Following [24], we first obtain the lists of differentially expressed genes in the matched bulk data, and next apply the 3 aforementioned approaches for a series of downsampled scRNA-seq datasets, containing between 25 and 500 cells per sample from the original scRNA-seq datasets [28], and then calculate the area under the concordance curve (AUCC, ranges from 0 to 1 with 1 as perfect concordance and 0 as complete dissonance). The reason that we have to use the downsampled datasets is that the running time of NBMM is very long (see [24] and below), which prevents us from comparing these approaches to the full datasets. The results are shown in Figure 3, where we can see NBMM and TMM show higher concordance with matched bulk RNA-seq than edgeR when the number of cells per sample is not large (number of cells ≤ 200, Figure 3), while edgeR gives the highest concordance when the number of cells per sample is large (number of cells = 500, Figure 3). Regarding the running time: edgeR is the fastest with an average time of 1.7 min (including the time of the aggregating reads across samples); TMM has an average time of 53.2 min; NBMM is the slowest with an average time of 1174.3 min. These comparisons imply that TMM is more suitable for situations where the number of cells per sample is not large. We elaborate on these comparisons and the strengths of different approaches in the Section 5.
Next, we apply the TMM model to another scRNA-seq dataset and compare it with MAST and TM. This dataset is published in [7], which contains 466 single-cell samples from the human brain tissues of 8 adults (aged from 21 to 63 years) and 4 fetuses (all aged 16 to 18 weeks), and the expression levels of 22,088 genes in these samples are measured by scRNA-seq [7]. The dataset is available in NCBI Gene Expression Omnibus under accession number GSE67835.
The goal of our analysis is to identify differentially expressed genes between the adult and fetal brains. We fit TMM with the following two covariates as fixed effects:
X 1 : a 0/1 indicator of biological conditions (adult versus fetus), which is the variable of interest;
X 2 : the gender of the subjects: male and female for adults.
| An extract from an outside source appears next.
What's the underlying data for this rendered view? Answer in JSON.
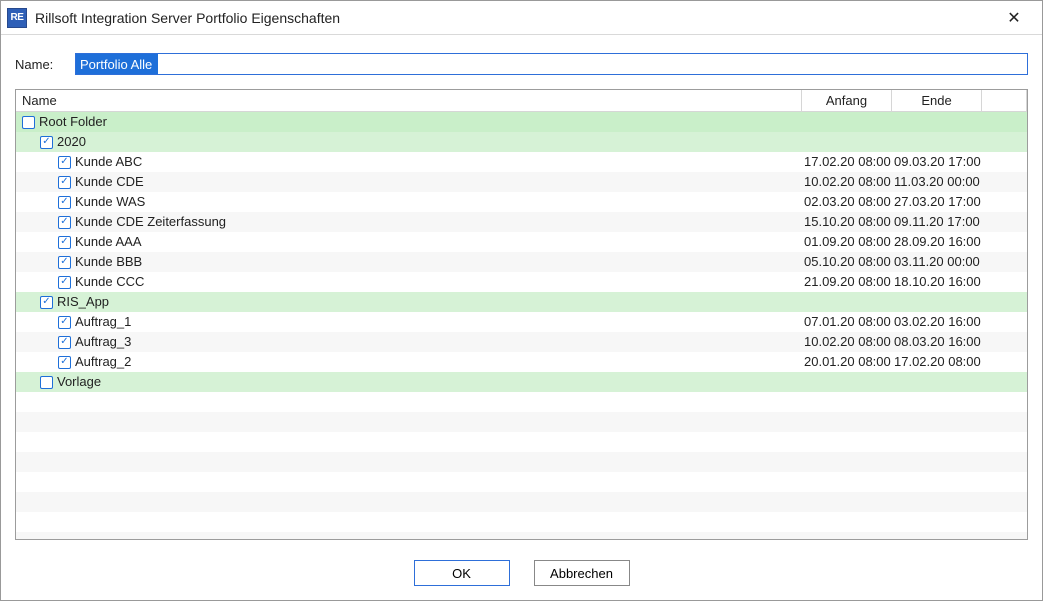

The gender of the fetuses is coded as a third category, “undeveloped”.
The 12 subjects are treated as clusters, which are included as random effects in the model. The likelihood ratio test is used to test the individual Gaussian part and binomial part and also to jointly test the two parts, and the χ 2 distribution approximation is used to calculate p-values for saving the computational time. We also fit the MAST and TM models, where X1 and X2 are included as covariates in these two models. Multiple comparison adjustment is performed using the Benjamini–Hochberg FDR procedure [29].
Figure 4 shows the number of differentially expressed genes identified by each method with FDR < 0.01, and Table A2 shows the p-values and FDR for the top 20 differentially expressed genes (ranked by the p-values from the joint test for both the Gaussian and binomial parts under the TMM model). We can see the results from the three models show considerable overlaps (Figure 4), and the top differentially expressed genes all show very significant p-values and FDR from all methods. Notably, the total number of differentially expressed genes detected by TMM with FDR < 0.01 is much larger than the other two methods.

5. Discussion

In summary, we present a two-part mixed model (TMM) for differential expression analysis with single-cell gene expression data. This model not only adequately accounts for the distinct features of single-cell expression data, including extra zero expression values, high variability, and clustered design, but also provides the flexibility of adjusting for covariates. Since scRNA-seq is still a developing and growing technology, it brings more challenges in data analysis than bulk RNA-seq. These challenges can be technical (e.g., the number of samples in scRNA-seq is large, and the sequencing experiments are performed in different batches [30]), and also can be biological (e.g., the distinct features of the single-cell gene expression data, as discussed in the Introduction). Several more recent studies show that several confounding factors often present in scRNA-seq experiments, which can lead to biased results. These factors can also be categorized as technical factors that are related to the design of experiments, such as batch effects [30], or biological factors such as the detection rate of genes [12,30], gene lengths, and GC percent[30]. These confounding factors can be adjusted in TMM; however, planning a good study design for scRNA-seq experiments to reduce the confounding factors is a more fundamental task [30].
More recently, several new models and approaches have been proposed for the DE analysis on scRNA-seq data. As studied in [24] and Section 4.2, the pseudobulk method, which mimics the data format in bulk RNA-seq by aggregating reads across samples and generating a genes-by-samples matrix, enables the usage of well-maintained tools developed for bulk RNA-seq such as DESeq [25], edgeR [26], and limma [27] for the analysis in scRNAseq, and those methods are faster and show higher concordance with the DE results from bulk RNA-seq when the number of cells per sample is large, which can be achieved with current sequencing platforms. Alternatively, our approach, TMM, has the strength of being reliable when the number of cells per sample is not large (e.g., scRT-qPCR data and scRNA-seq data with smaller sample sizes and less cost) and providing a test for checking if the proportions of zero or lowly expressed genes are different between biological conditions. As future work, the computational speed and p-value estimation of TMM should be further optimized, which is also common for many mixed-effect models [24]. On a separate note, in [24] and Section 4.2, the DE genes in the matched bulk RNA-seq datasets that were used to check the consistency of those methods for scRNA-seq were also identified using DESeq, edgeR, and limma, which may lead to the bias towards the higher concordance given by those pseudobulk methods using the same three packages.

Author Contributions

Conceptualization, Y.S., H.K. and H.J.; methodology, Y.S., H.K. and H.J.; formal analysis, Y.S.; writing—original draft preparation, Y.S., J.-H.L., H.K. and H.J.; writing—review and editing, Y.S., J.-H.L., H.K. and H.J.; supervision, J.-H.L., H.K. and H.J. All authors have read and agreed to the published version of the manuscript.

Funding

This research was partially funded by startup funds from Medical College of Georgia, Augusta University.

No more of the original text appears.